251. Cinta Segitiga yang Menghentikan Masa [Her Blue Sky]
“Seekor katak di kolam tidak bisa merasakan luasnya samudera, tapi bisa menatap birunya angkasa.”
Seperti katak dalam tempurung bagaimana jika jiwa kita pada masa lalu hidup mewujud fisik dan terperangkap di sebuah pondok?
Semasa muda, Shino hendak membawa kekasihnya, Akane, merantau ke Tokyo untuk menjalin mimpi sebagai musisi. Namun demi Aoi, adik Akane, Akane memilih di kampung halaman berjuang sebagai yatim piatu. Sampai suatu ketika di Balai Kota tempat Akane bekerja akan diselenggarakan konser musik, Shino kembali sebagai basist dari band musik tradisional. Gayung bersambut, Aoi sangat excited dengan kepulangan Shino ke kampung halamannya setelah 13 tahun merantau. Hanya saja, kali ini Aoi mesti kecele sebab Shino telah berubah. Lebih sinis padanya, terutama bakat musik Aoi.
Di pondok tepi hutan tempat Akane remaja dkk bermain musik dulu, Aoi menemukan sosok Shino dalam kondisi janggal. Dia tidak berubah. Dia masih Shino tiga belas tahun silam. Shino adalah metafora perasaan gagal move on, meski fisik Shinosuke telah ke Tokyo, separuh jiwanya masih di kampung halaman, mewujud arwah hidup yang benar-benar secara harfiah terkungkung di pondok berjeruji dinding udara. Untuk membedakan kedua karakternya, ada dua panggilan; Shino untuk wujud masa lalu dan Shinosuke untuk wujud masa sekarang.
Shino-lah alasan Aoi bermain bas. Dia diam-diam menyukai Shino yang secara fisik kurang ganteng. Cintanya hanya dipendam demi menjaga perasaan mbaknya yang juga pacarnya Shino.
Secara keseluruhan, Her Blue Sky (HBS) hanyalah anime romantis remaja kebanyakan. Cinta diam-diamnya Aoi tidak seagung Makoto pada Chiaki di film The Girl Who Leapt Through the Time karya Mamoru Hosoda tentang seorang gadis yang mengitari waktu dan menyesal tidak mengungkapkan cintanya. Bahkan pupus cintanya Akane dan Shino tak sepuitis Akari dan Takaki di filmnya Makoto Shinkai, 5 CM Per Second. Pada ujungnya, HBS memang kisah tentang penuntasan. Tentang apa yang masih tertinggal pada masa lalu.

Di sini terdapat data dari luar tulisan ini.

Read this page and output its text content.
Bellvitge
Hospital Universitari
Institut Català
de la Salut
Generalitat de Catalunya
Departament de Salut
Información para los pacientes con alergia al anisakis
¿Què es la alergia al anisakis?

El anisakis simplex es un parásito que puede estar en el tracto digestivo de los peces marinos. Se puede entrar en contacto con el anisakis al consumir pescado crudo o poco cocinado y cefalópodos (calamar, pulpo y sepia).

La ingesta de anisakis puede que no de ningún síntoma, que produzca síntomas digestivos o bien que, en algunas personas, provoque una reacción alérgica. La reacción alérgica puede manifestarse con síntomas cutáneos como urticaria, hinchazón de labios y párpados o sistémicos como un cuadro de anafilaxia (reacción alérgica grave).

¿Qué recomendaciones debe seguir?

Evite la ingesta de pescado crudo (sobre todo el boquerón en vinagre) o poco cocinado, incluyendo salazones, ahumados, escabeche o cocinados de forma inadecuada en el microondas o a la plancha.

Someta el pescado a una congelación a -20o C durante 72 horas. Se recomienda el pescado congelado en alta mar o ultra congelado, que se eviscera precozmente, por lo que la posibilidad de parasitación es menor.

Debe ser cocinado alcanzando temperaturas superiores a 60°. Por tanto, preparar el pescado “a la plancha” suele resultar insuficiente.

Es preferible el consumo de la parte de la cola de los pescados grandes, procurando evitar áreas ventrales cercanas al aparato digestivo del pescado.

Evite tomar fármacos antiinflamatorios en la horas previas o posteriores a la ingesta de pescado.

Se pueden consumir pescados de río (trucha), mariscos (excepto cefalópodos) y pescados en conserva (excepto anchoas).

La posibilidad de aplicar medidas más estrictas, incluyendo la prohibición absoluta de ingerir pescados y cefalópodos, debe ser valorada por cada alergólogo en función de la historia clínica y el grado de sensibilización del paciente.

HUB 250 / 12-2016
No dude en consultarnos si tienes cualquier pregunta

Sutradara Tatsuyuki Nagai memakai musik sebagai medium ekspresi dan perekat antar karakter. Antar karakter Akane dan Shino justru tidak terjalin pada nostalgia, semisal Akane dulunya adalah vokalis dan tercipta lagu favorit di antara mereka. Makanya di antara penuntasan itulah kadang penonton mencari-cari gula dramanya dan bagi saya kurang. Sementara lagu yang sering menggema ialah Gandhara ciptaan Aoi, buah pikirannya akan pelarian ke negeri rekaan di India (alih-alih memilih “negeri musik” di Tokyo). Aoi yang tadinya merasa punya kesempatan untuk menahan arwah Shino akhirnya dilanda pilihan dilematis: “menjodohkan” mbaknya dengan Michinko, ASN di Balai Kota juga rekan sejawat Akane, atau dengan Shinosuke dewasa sehingga (arwah) Shino kecil lesap ditelan roda ruang dan waktu.
Bermuatan fantasi, HBS terlukis oleh tangan-tangan artis grafis dengan indah, contohnya latar semacam taman, dedaunan, lampu yang sangat mirip seakan-akan hasil jepretan kamera yang difilter ala kartun. Musiknya tidak semembahana Weathering With You walaupun tema HBS musik dan romansa.